How is sequencing performed
Electrodes are placed at either end of the gel and an electrical current is applied, causing the DNA molecules to move through the gel. Smaller molecules move through the gel more rapidly, so the DNA molecules become separated into different bands according to their size. Until the late s, electrophoresis gels were always read by a person. Each piece of DNA was attached to a radioactive label, and an X-ray picture was made of the gel to make the positions of the DNA bands visible. Painstakingly analyzing the rows and columns of bands on the gel, a person could determine the sequence of the DNA.
But this process was slow, tedious, and fraught with error. Today's large-scale sequencing projects would be impossible without automatic sequencing machines, which became commercially available in the late s and have made DNA sequencing much quicker and more reliable.
In one year, a person can produce a finished sequence of 20, to 50, bases; a machine can produce a rough draft of a sequence that long in just a few hours. Most automatic sequencing machines have a design based closely on the original, manual sequencing process. To run the machine, a technician pours gel into the space between two glass plates set less than half a millimeter two-hundredths of an inch apart.
As the DNA pieces move through the gel, the sequencing machine reads the order of DNA bases and stores this information in its computer memory. But just like the slab-gel machines, capillary machines read the base sequence as DNA moves through the gel. Capillary sequencers can sequence each piece of DNA about twice as fast as slab-gel machines.
Most large-scale sequencing projects use a combination of slab-gel and capillary machines. Sequencing machines can't "see" DNA directly, so scientists must use a complex set of procedures to prepare DNA for sequencing.
When DNA is finally in a form that the machines can read, it has been chopped up, copied, chemically modified, and tagged with fluorescent dyes corresponding to the four different DNA bases, or genetic letters.
Before it is sequenced, a piece of DNA is copied many times, then divided into four batches in preparation for another round of copying. When one of these modified bases is incorporated into a DNA molecule, the chain of bases stops growing.
The result of all this is that one batch of DNA will contain only pieces that end in T, another only pieces that end in A, a third only pieces that end in G, and the fourth batch only pieces that end in C. In the second round of copying, a different fluorescent dye is also added to each batch of DNA.

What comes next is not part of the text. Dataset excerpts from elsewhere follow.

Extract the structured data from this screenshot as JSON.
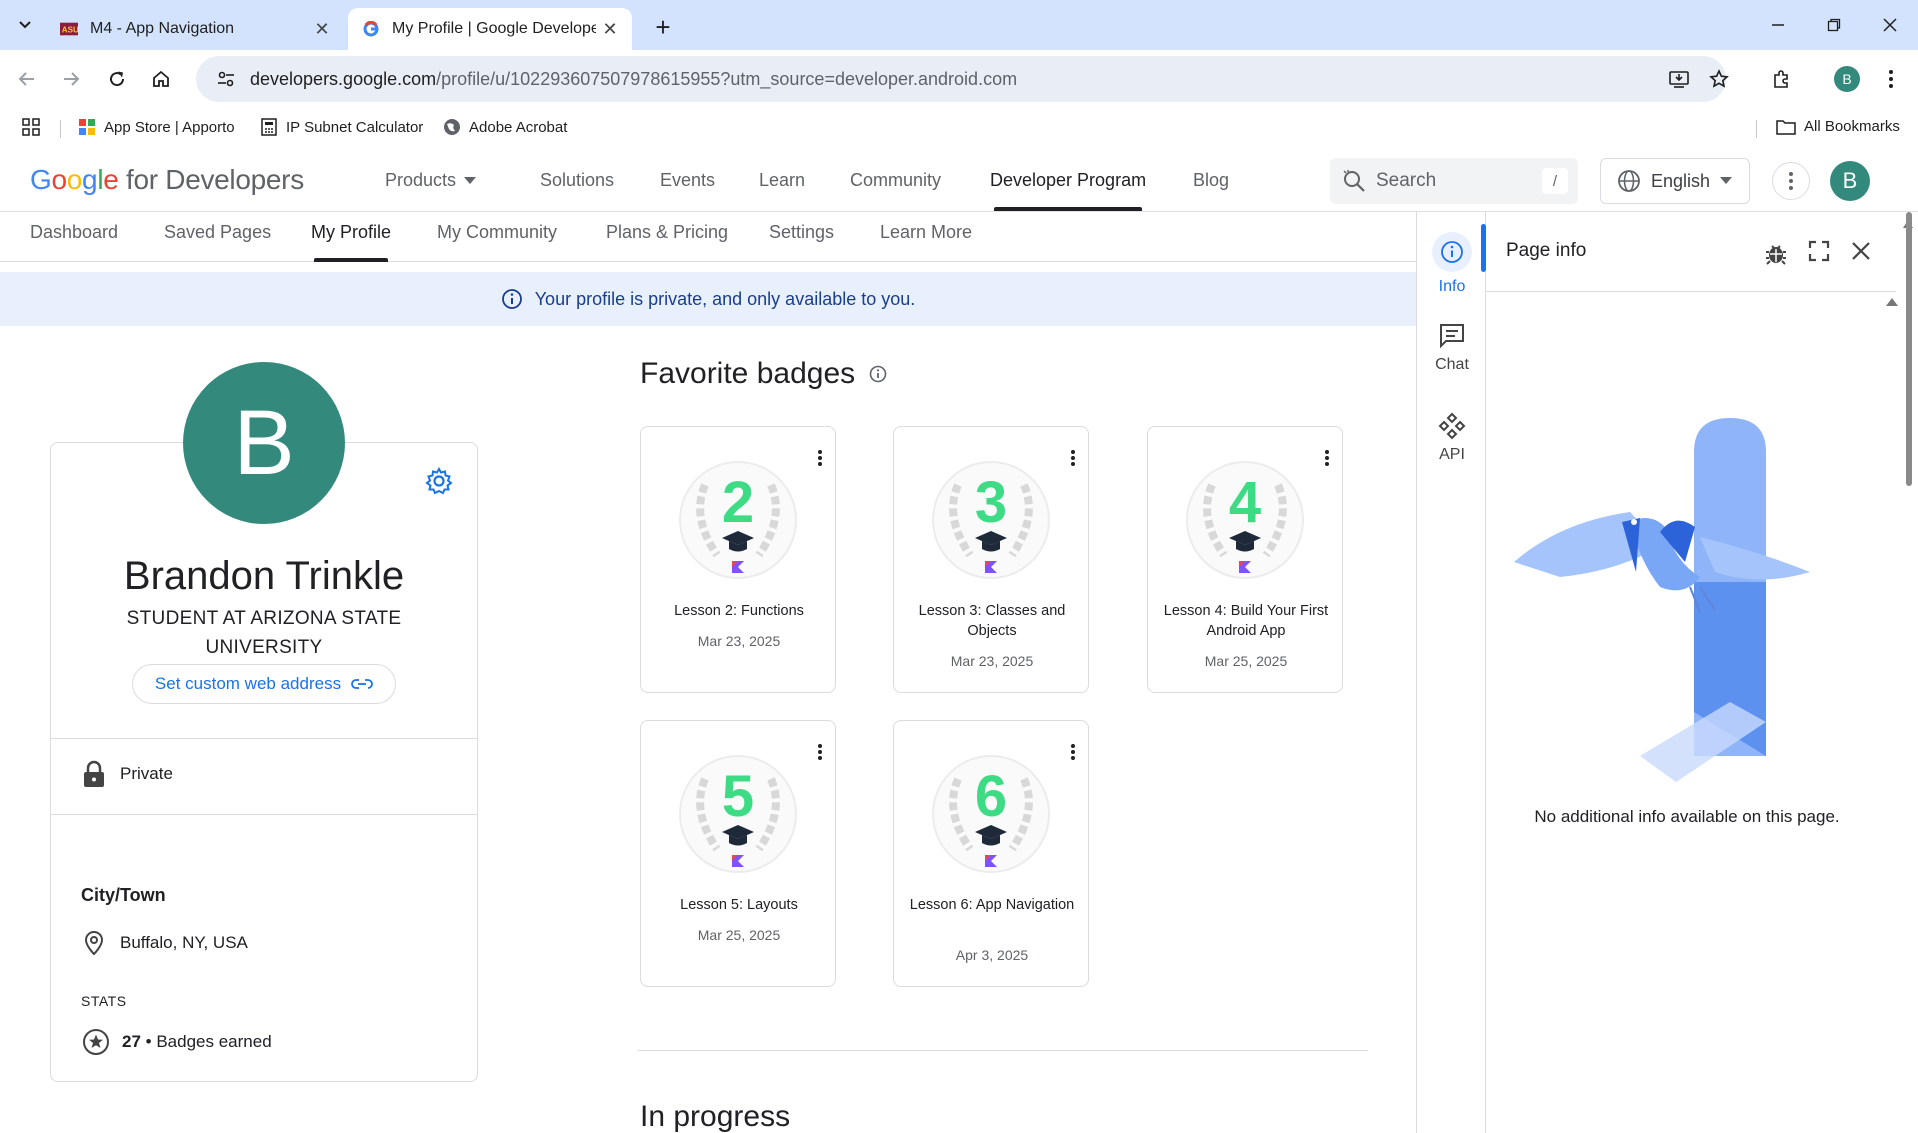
{
  "browser": {
    "tabs": [
      {
        "title": "M4 - App Navigation",
        "favicon": "asu-logo-icon"
      },
      {
        "title": "My Profile | Google Developer Pro",
        "favicon": "google-g-icon"
      }
    ],
    "url_host": "developers.google.com",
    "url_path": "/profile/u/102293607507978615955?utm_source=developer.android.com",
    "profile_initial": "B",
    "bookmarks": [
      "App Store | Apporto",
      "IP Subnet Calculator",
      "Adobe Acrobat"
    ],
    "all_bookmarks": "All Bookmarks"
  },
  "site": {
    "logo_google": "Google",
    "logo_suffix": "for Developers",
    "nav": [
      "Products",
      "Solutions",
      "Events",
      "Learn",
      "Community",
      "Developer Program",
      "Blog"
    ],
    "active_nav": "Developer Program",
    "search_placeholder": "Search",
    "search_shortcut": "/",
    "language": "English",
    "avatar_initial": "B"
  },
  "subnav": {
    "items": [
      "Dashboard",
      "Saved Pages",
      "My Profile",
      "My Community",
      "Plans & Pricing",
      "Settings",
      "Learn More"
    ],
    "active": "My Profile"
  },
  "banner": {
    "text": "Your profile is private, and only available to you."
  },
  "profile": {
    "initial": "B",
    "name": "Brandon Trinkle",
    "title": "STUDENT AT ARIZONA STATE UNIVERSITY",
    "custom_url_label": "Set custom web address",
    "visibility": "Private",
    "city_heading": "City/Town",
    "location": "Buffalo, NY, USA",
    "stats_label": "STATS",
    "badges_count": "27",
    "badges_label": "Badges earned"
  },
  "favorites": {
    "title": "Favorite badges",
    "badges": [
      {
        "number": "2",
        "name": "Lesson 2: Functions",
        "date": "Mar 23, 2025"
      },
      {
        "number": "3",
        "name": "Lesson 3: Classes and Objects",
        "date": "Mar 23, 2025"
      },
      {
        "number": "4",
        "name": "Lesson 4: Build Your First Android App",
        "date": "Mar 25, 2025"
      },
      {
        "number": "5",
        "name": "Lesson 5: Layouts",
        "date": "Mar 25, 2025"
      },
      {
        "number": "6",
        "name": "Lesson 6: App Navigation",
        "date": "Apr 3, 2025"
      }
    ]
  },
  "in_progress_title": "In progress",
  "side_panel": {
    "rail": [
      {
        "label": "Info",
        "icon": "info-icon"
      },
      {
        "label": "Chat",
        "icon": "chat-icon"
      },
      {
        "label": "API",
        "icon": "api-icon"
      }
    ],
    "title": "Page info",
    "empty_message": "No additional info available on this page."
  },
  "colors": {
    "accent": "#1a73e8",
    "avatar": "#338a7c",
    "badge_number": "#3ddc84",
    "banner_bg": "#e8f0fe",
    "tabstrip_bg": "#d3e3fd"
  }
}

Unlike sequencing methods currently in use, nanopore DNA sequencing means researchers can study the same molecule over and over again. Researchers now are able to compare large stretches of DNA - 1 million bases or more - from different individuals quickly and cheaply. Such comparisons can yield an enormous amount of information about the role of inheritance in susceptibility to disease and in response to environmental influences. In addition, the ability to sequence the genome more rapidly and cost-effectively creates vast potential for diagnostics and therapies.
Although routine DNA sequencing in the doctor's office is still many years away, some large medical centers have begun to use sequencing to detect and treat some diseases. In cancer, for example, physicians are increasingly able to use sequence data to identify the particular type of cancer a patient has. This enables the physician to make better choices for treatments.

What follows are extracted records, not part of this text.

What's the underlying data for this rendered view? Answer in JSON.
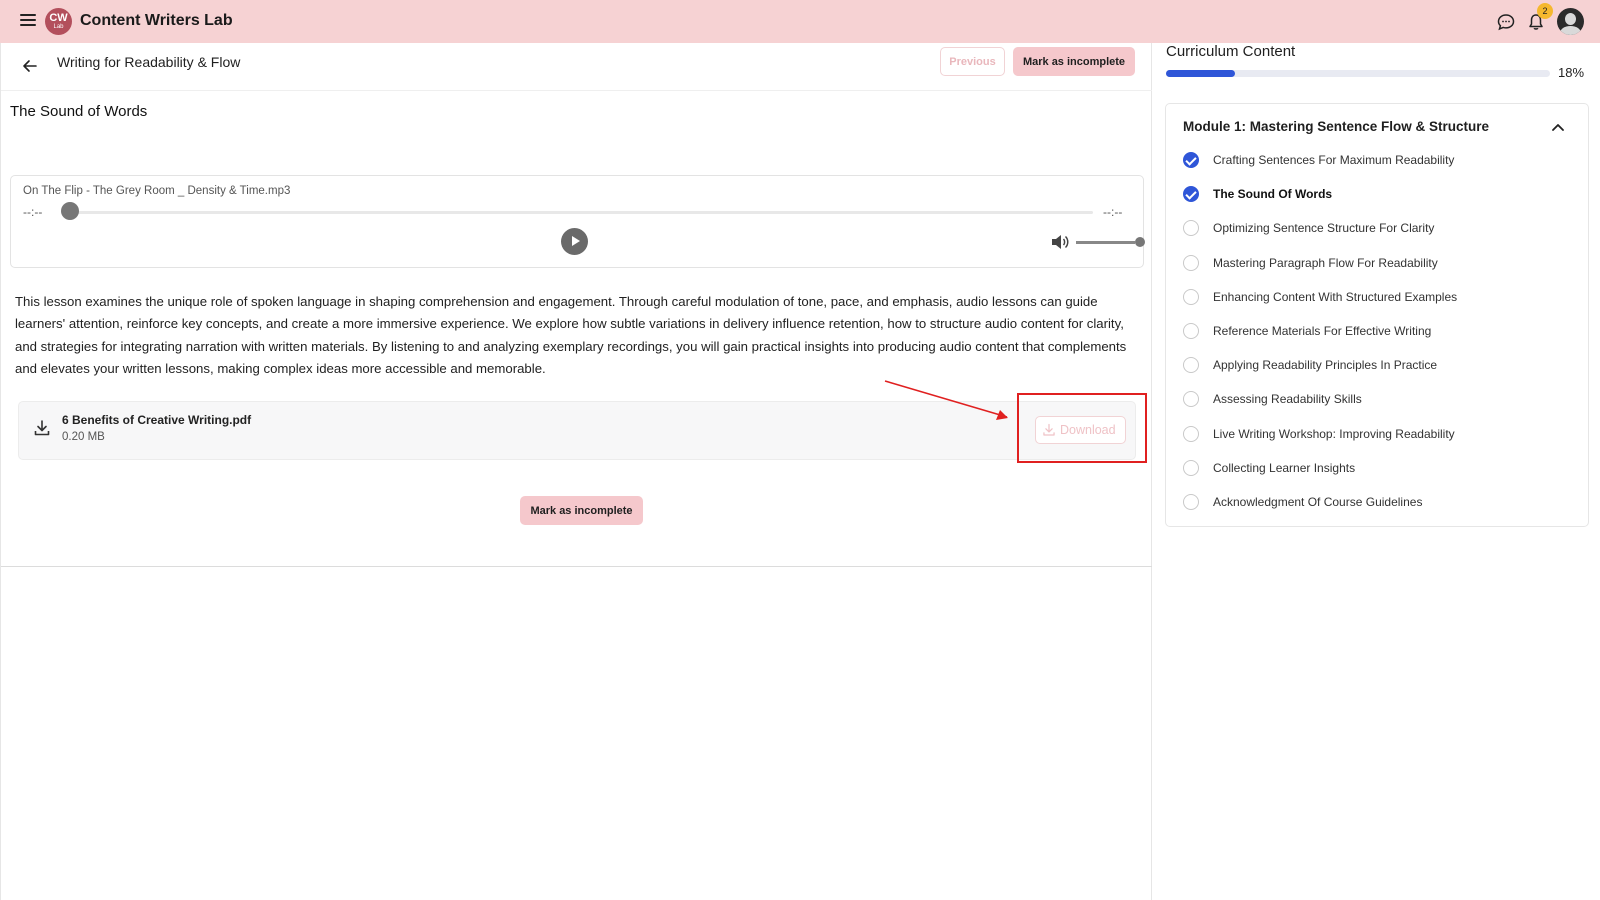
{
  "app": {
    "logo_text": "CW",
    "logo_sub": "Lab",
    "title": "Content Writers Lab",
    "notifications_count": "2"
  },
  "lesson": {
    "header_title": "Writing for Readability & Flow",
    "previous_label": "Previous",
    "mark_incomplete_label": "Mark as incomplete",
    "section_title": "The Sound of Words",
    "audio": {
      "file_name": "On The Flip - The Grey Room _ Density & Time.mp3",
      "current_time": "--:--",
      "duration": "--:--",
      "position_fraction": 0,
      "volume_fraction": 1.0
    },
    "description": "This lesson examines the unique role of spoken language in shaping comprehension and engagement. Through careful modulation of tone, pace, and emphasis, audio lessons can guide learners' attention, reinforce key concepts, and create a more immersive experience. We explore how subtle variations in delivery influence retention, how to structure audio content for clarity, and strategies for integrating narration with written materials. By listening to and analyzing exemplary recordings, you will gain practical insights into producing audio content that complements and elevates your written lessons, making complex ideas more accessible and memorable.",
    "attachment": {
      "file_name": "6 Benefits of Creative Writing.pdf",
      "file_size": "0.20 MB",
      "download_label": "Download"
    },
    "bottom_mark_label": "Mark as incomplete"
  },
  "curriculum": {
    "title": "Curriculum Content",
    "progress_percent": 18,
    "progress_text": "18%",
    "module": {
      "title": "Module 1: Mastering Sentence Flow & Structure",
      "lessons": [
        {
          "label": "Crafting Sentences For Maximum Readability",
          "done": true
        },
        {
          "label": "The Sound Of Words",
          "done": true,
          "active": true
        },
        {
          "label": "Optimizing Sentence Structure For Clarity",
          "done": false
        },
        {
          "label": "Mastering Paragraph Flow For Readability",
          "done": false
        },
        {
          "label": "Enhancing Content With Structured Examples",
          "done": false
        },
        {
          "label": "Reference Materials For Effective Writing",
          "done": false
        },
        {
          "label": "Applying Readability Principles In Practice",
          "done": false
        },
        {
          "label": "Assessing Readability Skills",
          "done": false
        },
        {
          "label": "Live Writing Workshop: Improving Readability",
          "done": false
        },
        {
          "label": "Collecting Learner Insights",
          "done": false
        },
        {
          "label": "Acknowledgment Of Course Guidelines",
          "done": false
        }
      ]
    }
  },
  "colors": {
    "topbar_bg": "#f6d2d3",
    "accent_blue": "#2f56d8",
    "button_pink": "#f5c8cc",
    "annotation_red": "#e02020"
  },
  "icons": [
    "menu-icon",
    "chat-icon",
    "bell-icon",
    "back-arrow-icon",
    "play-icon",
    "volume-icon",
    "download-icon",
    "chevron-up-icon",
    "check-icon"
  ]
}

Other researchers are studying its use in screening newborns for disease and disease risk. Another National Institutes of Health program examines how gene activity is controlled in different tissues and the role of gene regulation in disease. Ongoing and planned large-scale projects use DNA sequencing to examine the development of common and complex diseases, such as heart disease and diabetes, and in inherited diseases that cause physical malformations, developmental delay and metabolic diseases.
Comparing the genome sequences of different types of animals and organisms, such as chimpanzees and yeast, can also provide insights into the biology of development and evolution. Draft and Complete Genomes. Figure 3: Examples of cyclic array sequencing and sequencing by hybridization.
Left: repeated cycles of polymerase extension with a single nucleotide at each step. The means of detecting incorporation events at individual array features varies from method to method.
Right: an example of raw data from Pyrosequencing, a cyclic-array method. The identity of nucleotides used at each extension step are listed along the x-axis. The y-axis depicts the measured signal at each cycle for one sequence; both single and multiple such as homopolymeric incorporations can be distinguished from non-incorporation events. The decoded sequence is listed along the top. To resequence a given base, four features are present on the microarray, each identical except for a different nucleotide at the query position the central base of bp oligonucleotides.
Genotyping data at each base are obtained through the differential hybridization of genomic DNA to each set of four features. Cutler, D. High-throughput variation detection and genotyping using microarrays.
Genome Research 11 , — Figure Detail. References and Recommended Reading Carlson, R. Analytical Biochemistry , — Metzker, M. Genome Research 15 , — Reinders, J. Article History Close. Share Cancel. Revoke Cancel. Keywords Keywords for this Article. Save Cancel. Flag Inappropriate The Content is: Objectionable. Flag Content Cancel. Email your Friend. Submit Cancel. This content is currently under construction. Explore This Subject.